Homeownership for the under 35 age population is down 8 percent since 2004. For the 35-44 population, it’s down 10 percent. For the 45-54 population, it’s down 8 percent. And even for the 55-64 age group, it’s down 7 percent, according to Salmon.
“It is down everywhere,” Salmon said. “It is a long-term trend. There is no indication particularly that it’s coming to an end.”
As Salmon noted, student debt is an issue for many prospective homeowners. Student debt is a big reason that home sales are sputtering. The vast majority of homeowners are college graduates according to Salmon and if you have student loans, there’s a high probability that you are going to default on those loans at some point.
“If you default on your student loan, you basically can’t get a mortgage,” Salmon said. “That’s a whole huge chunk of people who used to be natural homebuyers who are no longer natural homebuyers because they can’t get a mortgage.”
Conversely, if you’re interested in paying down your loans as quickly as possible, you likely can’t afford to take on a mortgage payment as well, Salmon said.
But again, the story is much bigger than just student loans, Salmon said. In a broad sense, however, homeownership is just becoming less attractive.
“If you’re thinking of a house as an investment, that’s great but you can’t afford it,” Salmon said. “Or, if you can afford it, it’s not an investment because it’s going to go down in value.”

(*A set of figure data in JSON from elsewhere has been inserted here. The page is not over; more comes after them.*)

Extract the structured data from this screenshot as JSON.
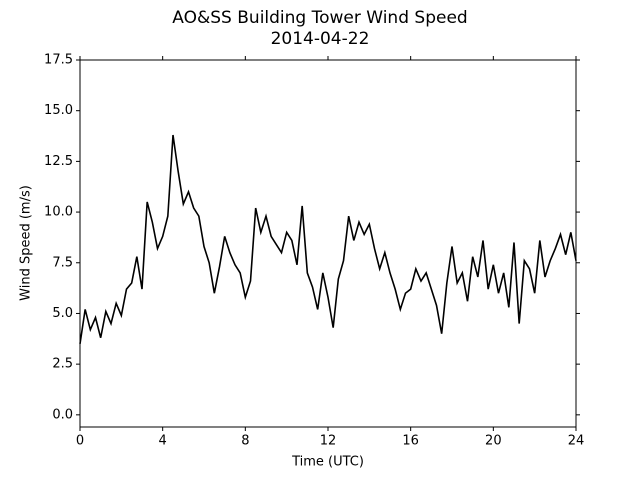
{
  "chart_data": {
    "type": "line",
    "title": "AO&SS Building Tower Wind Speed",
    "subtitle": "2014-04-22",
    "x_label": "Time (UTC)",
    "y_label": "Wind Speed (m/s)",
    "xlim": [
      0,
      24
    ],
    "xticks": [
      0,
      4,
      8,
      12,
      16,
      20,
      24
    ],
    "ylim": [
      -0.6,
      17.5
    ],
    "yticks": [
      {
        "value": 0,
        "label": "0.0"
      },
      2.5,
      {
        "value": 5,
        "label": "5.0"
      },
      7.5,
      {
        "value": 10,
        "label": "10.0"
      },
      12.5,
      {
        "value": 15,
        "label": "15.0"
      },
      17.5
    ],
    "x": [
      0,
      0.25,
      0.5,
      0.75,
      1,
      1.25,
      1.5,
      1.75,
      2,
      2.25,
      2.5,
      2.75,
      3,
      3.25,
      3.5,
      3.75,
      4,
      4.25,
      4.5,
      4.75,
      5,
      5.25,
      5.5,
      5.75,
      6,
      6.25,
      6.5,
      6.75,
      7,
      7.25,
      7.5,
      7.75,
      8,
      8.25,
      8.5,
      8.75,
      9,
      9.25,
      9.5,
      9.75,
      10,
      10.25,
      10.5,
      10.75,
      11,
      11.25,
      11.5,
      11.75,
      12,
      12.25,
      12.5,
      12.75,
      13,
      13.25,
      13.5,
      13.75,
      14,
      14.25,
      14.5,
      14.75,
      15,
      15.25,
      15.5,
      15.75,
      16,
      16.25,
      16.5,
      16.75,
      17,
      17.25,
      17.5,
      17.75,
      18,
      18.25,
      18.5,
      18.75,
      19,
      19.25,
      19.5,
      19.75,
      20,
      20.25,
      20.5,
      20.75,
      21,
      21.25,
      21.5,
      21.75,
      22,
      22.25,
      22.5,
      22.75,
      23,
      23.25,
      23.5,
      23.75,
      24
    ],
    "series": [
      {
        "color": "#000000",
        "values": [
          3.5,
          5.2,
          4.2,
          4.8,
          3.8,
          5.1,
          4.5,
          5.5,
          4.9,
          6.2,
          6.5,
          7.8,
          6.2,
          10.5,
          9.5,
          8.2,
          8.8,
          9.8,
          13.8,
          12.0,
          10.4,
          11.0,
          10.2,
          9.8,
          8.3,
          7.5,
          6.0,
          7.3,
          8.8,
          8.0,
          7.4,
          7.0,
          5.8,
          6.6,
          10.2,
          9.0,
          9.8,
          8.8,
          8.4,
          8.0,
          9.0,
          8.6,
          7.4,
          10.3,
          7.0,
          6.3,
          5.2,
          7.0,
          5.8,
          4.3,
          6.7,
          7.6,
          9.8,
          8.6,
          9.5,
          8.9,
          9.4,
          8.2,
          7.2,
          8.0,
          7.0,
          6.2,
          5.2,
          6.0,
          6.2,
          7.2,
          6.6,
          7.0,
          6.2,
          5.4,
          4.0,
          6.5,
          8.3,
          6.5,
          7.0,
          5.6,
          7.8,
          6.8,
          8.6,
          6.2,
          7.4,
          6.0,
          7.0,
          5.3,
          8.5,
          4.5,
          7.6,
          7.2,
          6.0,
          8.6,
          6.8,
          7.6,
          8.2,
          8.9,
          7.9,
          9.0,
          7.6
        ]
      }
    ]
  }
}
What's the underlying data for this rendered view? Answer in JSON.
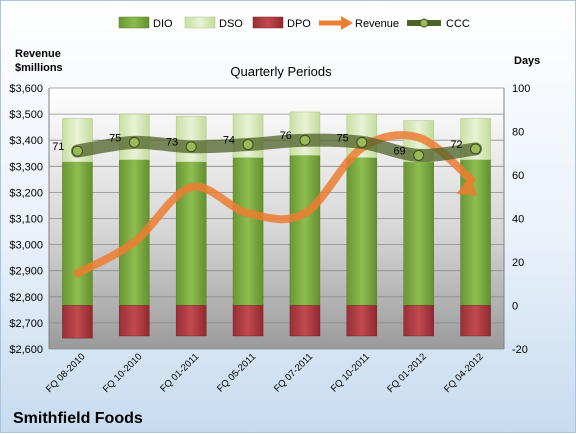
{
  "chart_data": {
    "type": "bar",
    "title": "Quarterly Periods",
    "company": "Smithfield Foods",
    "y_left_label": [
      "Revenue",
      "$millions"
    ],
    "y_right_label": "Days",
    "categories": [
      "FQ 08-2010",
      "FQ 10-2010",
      "FQ 01-2011",
      "FQ 05-2011",
      "FQ 07-2011",
      "FQ 10-2011",
      "FQ 01-2012",
      "FQ 04-2012"
    ],
    "left_ylim": [
      2600,
      3600
    ],
    "left_ticks": [
      "$2,600",
      "$2,700",
      "$2,800",
      "$2,900",
      "$3,000",
      "$3,100",
      "$3,200",
      "$3,300",
      "$3,400",
      "$3,500",
      "$3,600"
    ],
    "right_ylim": [
      -20,
      100
    ],
    "right_ticks": [
      "-20",
      "0",
      "20",
      "40",
      "60",
      "80",
      "100"
    ],
    "series": [
      {
        "name": "DIO",
        "axis": "right",
        "kind": "stacked-bar",
        "color": "#7ba842",
        "values": [
          66,
          67,
          66,
          68,
          69,
          68,
          66,
          67
        ]
      },
      {
        "name": "DSO",
        "axis": "right",
        "kind": "stacked-bar",
        "color": "#d7e8b8",
        "values": [
          20,
          21,
          21,
          20,
          20,
          20,
          19,
          19
        ]
      },
      {
        "name": "DPO",
        "axis": "right",
        "kind": "bar-negative",
        "color": "#b03a3e",
        "values": [
          -15,
          -14,
          -14,
          -14,
          -14,
          -14,
          -14,
          -14
        ]
      },
      {
        "name": "Revenue",
        "axis": "left",
        "kind": "line",
        "color": "#ed7d31",
        "values": [
          2890,
          3010,
          3220,
          3120,
          3120,
          3370,
          3410,
          3210
        ]
      },
      {
        "name": "CCC",
        "axis": "right",
        "kind": "line",
        "color": "#4f6228",
        "values": [
          71,
          75,
          73,
          74,
          76,
          75,
          69,
          72
        ]
      }
    ],
    "ccc_labels": [
      "71",
      "75",
      "73",
      "74",
      "76",
      "75",
      "69",
      "72"
    ],
    "legend": [
      "DIO",
      "DSO",
      "DPO",
      "Revenue",
      "CCC"
    ],
    "legend_position": "top",
    "grid": true
  }
}
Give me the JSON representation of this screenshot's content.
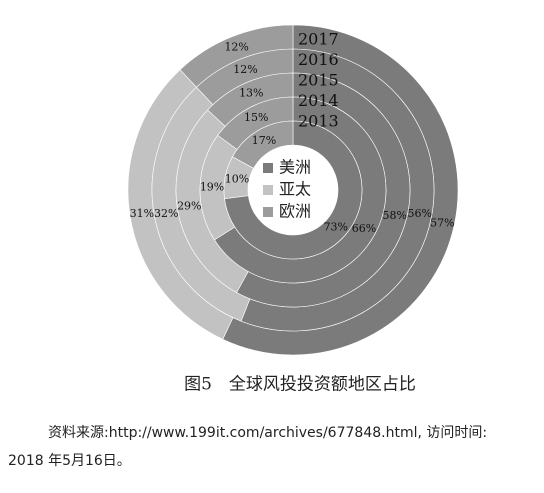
{
  "chart_data": {
    "type": "donut",
    "title": "图5　全球风投投资额地区占比",
    "categories": [
      "2017",
      "2016",
      "2015",
      "2014",
      "2013"
    ],
    "series": [
      {
        "name": "美洲",
        "color": "#7b7b7b",
        "values": [
          57,
          56,
          58,
          66,
          73
        ],
        "value_labels": [
          "57%",
          "56%",
          "58%",
          "66%",
          "73%"
        ]
      },
      {
        "name": "亚太",
        "color": "#c2c2c2",
        "values": [
          31,
          32,
          29,
          19,
          10
        ],
        "value_labels": [
          "31%",
          "32%",
          "29%",
          "19%",
          "10%"
        ]
      },
      {
        "name": "欧洲",
        "color": "#9c9c9c",
        "values": [
          12,
          12,
          13,
          15,
          17
        ],
        "value_labels": [
          "12%",
          "12%",
          "13%",
          "15%",
          "17%"
        ]
      }
    ]
  },
  "source": [
    "资料来源:http://www.199it.com/archives/677848.html, 访问时间:",
    "2018 年5月16日。"
  ]
}
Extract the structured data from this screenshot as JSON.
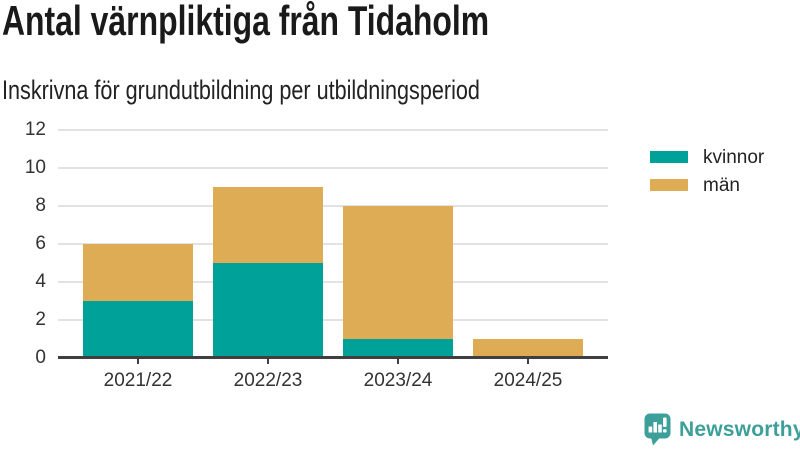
{
  "header": {
    "title": "Antal värnpliktiga från Tidaholm",
    "subtitle": "Inskrivna för grundutbildning per utbildningsperiod"
  },
  "chart_data": {
    "type": "bar",
    "stacked": true,
    "title": "Antal värnpliktiga från Tidaholm",
    "subtitle": "Inskrivna för grundutbildning per utbildningsperiod",
    "categories": [
      "2021/22",
      "2022/23",
      "2023/24",
      "2024/25"
    ],
    "series": [
      {
        "name": "kvinnor",
        "color": "#00a199",
        "values": [
          3,
          5,
          1,
          0
        ]
      },
      {
        "name": "män",
        "color": "#ddac55",
        "values": [
          3,
          4,
          7,
          1
        ]
      }
    ],
    "totals": [
      6,
      9,
      8,
      1
    ],
    "xlabel": "",
    "ylabel": "",
    "ylim": [
      0,
      12
    ],
    "yticks": [
      0,
      2,
      4,
      6,
      8,
      10,
      12
    ],
    "grid": "horizontal",
    "legend_position": "right"
  },
  "branding": {
    "logo_text": "Newsworthy",
    "logo_color": "#3d9f99"
  },
  "style": {
    "grid_color": "#e2e2e2",
    "axis_color": "#3f3f3f",
    "label_color": "#333333"
  }
}
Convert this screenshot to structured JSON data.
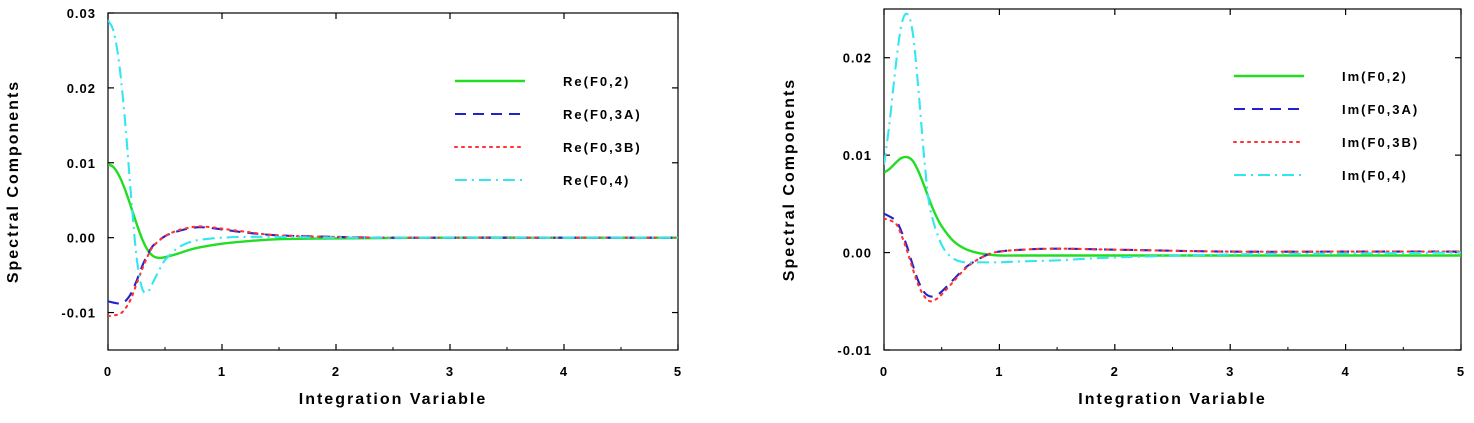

It’s easy to buy a home if you are rich and it’s much easier to buy a home if you already own a home, which has led to existing landlords owning much of the liquidity required to buy a home. Investors are buying up homes and then that home is ultimately landing in a “massive portfolio of investment properties.”
“What you find actually is that a lot of the liquidity and financial interest in this space is decreasing the homeownership rate,” Salmon said.
But despite conventional wisdom, that’s not actually a bad thing, according to Salmon. If you’re a natural renter, you want to be able to rent. He thinks that homeownership rates might have been too high in the past.
“If you think about what makes sense in the current economy, it kind of makes sense in many ways not to own,” Salmon said.
The median job tenure for individuals under 45 is less than five years and the amount of time individuals expect to stay in their job is less. A mortgage is a 30-year commitment, and you’re entering into a contract to pay a substantial amount of money each month, without knowing if you’ll be able to stay at your current income level.
“Incomes go down as much as they go up, and you don’t want to find yourself in a situation where you get yourself a new job that doesn’t pay as well as the old job, and you’re forced to sell this property that you invested so much time and emotional energy in,” Salmon said.